Balaton is Central Europe’s largest freshwater lake, the sheer vastness giving it the fitting sobriquet of ‘Hungarian Sea’. By this lakeside stands Balatonfured, a charming all-season town and weekend destination. A host of adventure activities, including yachting and ice skating add to its popularity quotient. It’s here that Tagore arrived in October 1926, not as a tourist but a patient.
He had been invited to Budapest for a poetry-reading convention and its gruelling schedule is said to have taken a toll on his health. Doctor advice brought him to Balatonfured’s State Heart Hospital, where he spent a few weeks on his way to recovery.
On a pleasant evening I arrive in the town. It’s tranquil, pretty, and has that comforting coastal air. A string of lakeside shops are selling Hungarian souvenirs, and they prefer the local currency forint over the euro. Someone’s trying his hand at the accordion. A trio of elders and children are enjoying feeding ducks. A young man is being taught the art of angling. Don Williams’ ‘It’s gotta be magic’ is playing in the background and the endearing bass-baritone truly adds magic to the town’s merry mood.

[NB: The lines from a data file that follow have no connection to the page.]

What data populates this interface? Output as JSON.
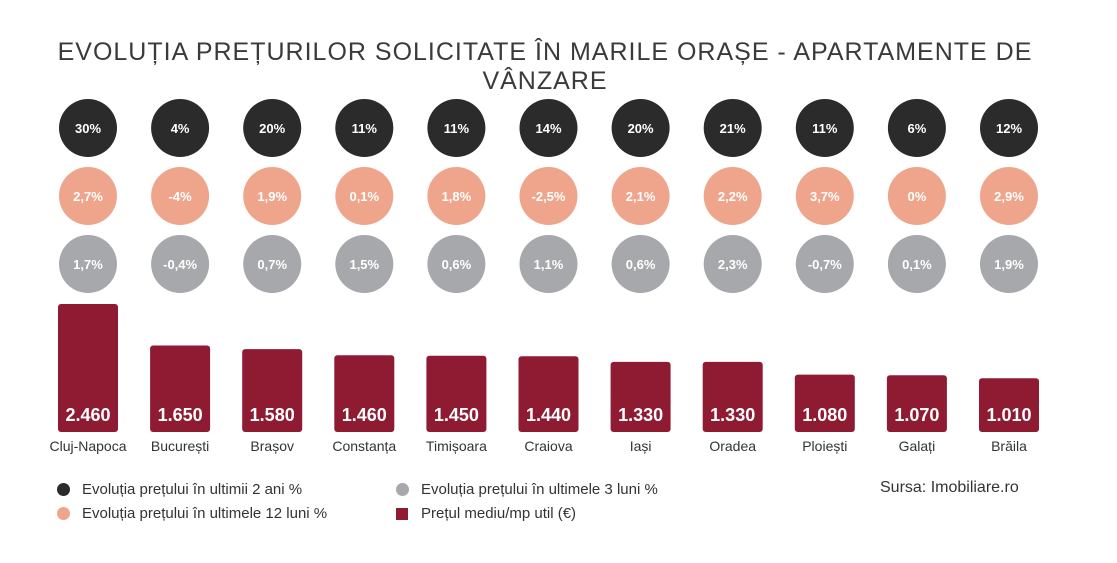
{
  "title": "EVOLUȚIA PREȚURILOR SOLICITATE ÎN MARILE ORAȘE - APARTAMENTE DE VÂNZARE",
  "source": "Sursa: Imobiliare.ro",
  "colors": {
    "change_2y": "#2b2b2b",
    "change_12m": "#eea58c",
    "change_3m": "#a7a8ab",
    "price": "#8f1b32"
  },
  "legend": {
    "change_2y": "Evoluția prețului în ultimii 2 ani %",
    "change_12m": "Evoluția prețului în ultimele 12 luni %",
    "change_3m": "Evoluția prețului în ultimele 3 luni %",
    "price": "Prețul mediu/mp util (€)"
  },
  "chart_data": {
    "type": "bar",
    "title": "EVOLUȚIA PREȚURILOR SOLICITATE ÎN MARILE ORAȘE - APARTAMENTE DE VÂNZARE",
    "categories": [
      "Cluj-Napoca",
      "București",
      "Brașov",
      "Constanța",
      "Timișoara",
      "Craiova",
      "Iași",
      "Oradea",
      "Ploiești",
      "Galați",
      "Brăila"
    ],
    "series": [
      {
        "name": "Prețul mediu/mp util (€)",
        "values": [
          2460,
          1650,
          1580,
          1460,
          1450,
          1440,
          1330,
          1330,
          1080,
          1070,
          1010
        ],
        "labels": [
          "2.460",
          "1.650",
          "1.580",
          "1.460",
          "1.450",
          "1.440",
          "1.330",
          "1.330",
          "1.080",
          "1.070",
          "1.010"
        ]
      },
      {
        "name": "Evoluția prețului în ultimii 2 ani %",
        "values": [
          30,
          4,
          20,
          11,
          11,
          14,
          20,
          21,
          11,
          6,
          12
        ],
        "labels": [
          "30%",
          "4%",
          "20%",
          "11%",
          "11%",
          "14%",
          "20%",
          "21%",
          "11%",
          "6%",
          "12%"
        ]
      },
      {
        "name": "Evoluția prețului în ultimele 12 luni %",
        "values": [
          2.7,
          -4,
          1.9,
          0.1,
          1.8,
          -2.5,
          2.1,
          2.2,
          3.7,
          0,
          2.9
        ],
        "labels": [
          "2,7%",
          "-4%",
          "1,9%",
          "0,1%",
          "1,8%",
          "-2,5%",
          "2,1%",
          "2,2%",
          "3,7%",
          "0%",
          "2,9%"
        ]
      },
      {
        "name": "Evoluția prețului în ultimele 3 luni %",
        "values": [
          1.7,
          -0.4,
          0.7,
          1.5,
          0.6,
          1.1,
          0.6,
          2.3,
          -0.7,
          0.1,
          1.9
        ],
        "labels": [
          "1,7%",
          "-0,4%",
          "0,7%",
          "1,5%",
          "0,6%",
          "1,1%",
          "0,6%",
          "2,3%",
          "-0,7%",
          "0,1%",
          "1,9%"
        ]
      }
    ],
    "legend_position": "bottom",
    "grid": false
  }
}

An etching of his verse and its Hungarian translation
An etching of Tagore's  verse and its Hungarian translation
My interest lies in Tagore and soon I’m standing beside his sculpted bust, installed under the linden tree he is said to have planted. It’s in an open garden parallel to another dedication to him: the leafy Tagore Setany (promenade) running along the banks of Lake Balaton. In the garden I notice saplings planted by the who’s who of Indian politics. There’s Digvijaya Singh, his Opposition colleague Sushma Swaraj and a host of others. It’s Gurudev who’s brought them all here and shrunk the distance between Balatonfured and Delhi. A few metres from the promenade, across the quiet Gyogy Ter (square), is the heart hospital where he was treated. Here, too, the Nobel laureate’s memory has been lovingly preserved and Room no. 220, I’m told, has been designated the status of Tagore memorial and still carries his nameplate. Its interiors too have been left as were.
The sun’s dipped and as I move towards the lake’s pier — its entry guarded by two striking sculptures of the Fisherman and the Ferryman — all I can see is the vastness of blissful blue. The water and sky blur to create a harmonious, painterly dome. I stand mesmerised. I realise I’ve experienced my Tagore moment!
Over 800 years old, Balatonfured shows influences of Roman and Ottoman conquests, and walking through town acquaints me with architectural gems. One of these is the Kerektemplom or Round Church, from the middle of the 19th century, in neo-classical style. As I wander I come across another dedication to India. As chance would have it, Hungarian-Indian painter Amrita Sher-Gil’s retrospective is on view at Vaszary Kavezo, an elegant villa from the Reform Era that’s now an arts centre. It’s for the first time I’m viewing original works and memorabilia associated with the painter. I learn she lived a vivacious life. A quote by her — an extract from a letter to her friend — stays with me: “I can only paint in India. Europe belongs to Picasso, Matisse, Braque… India belongs only to me.”
A retrospective of Hungarian-Indian artist Amrita Sher-Gil at the Vaszary Kavezo art centre
A retrospective of Hungarian-Indian artist
Amrita Sher-Gil at the Vaszary Kavezo art centre
Quite distinctively, Balatonfured is among those few places in the world that have been a spa destination for centuries. The reputed healing qualities of its carbonated spring waters have since early-1700 cured many an affair of the heart and soul! In 1971 it was officially declared the country’s first health resort-town and year-through attracts visitors from around the globe. Hungary boasts over a thousand hot springs. “Earth’s history is mystery,” tour guide Andras Vereckei begins in his deep voice. “The geological features of the Carpathian Basin have made the earth’s shell very thin, resulting in waters rising easily to the surface,” he explains, adding, “The local yarn says, push a stick into the ground anywhere in Hungary and curative water would spring through!” I give myself a health boost by sipping a bit of the famed natural spring water from the Kossuth Lajos drinking hall on Gyogy Ter. The taste is acidic.
What makes Balatonfured further unique is its micro-climate. Known as the Land of Triple Sunshine, it’s believed the warmth emanates from the sun, the sunlight reflected by the water and the core of the earth. This favourable temperature has made it Hungary’s top wine-producing region and fetched it the title of International Town of Grapes and Wine in 1987.
Hilltop restaurants of wineries serve local specialities and offer unrivalled views of the shimmering lake beyond the verdant vineyards. The Szent Donat cellar-restaurant at Csopak village is one of the best in business and this is where I spent a lovely evening, attending a wine-tasting session, relishing a fare of goat cheese salad, pasta, and a typical Hungarian dessert of sweet quark cheese dumpling. I’m not a wine person and the quenchers that get my vote were the outstanding lavender and elderberry cordials. The subtlety of flavours was excellent and a perfect wrap to an enriching day spent by the shores of the Balaton.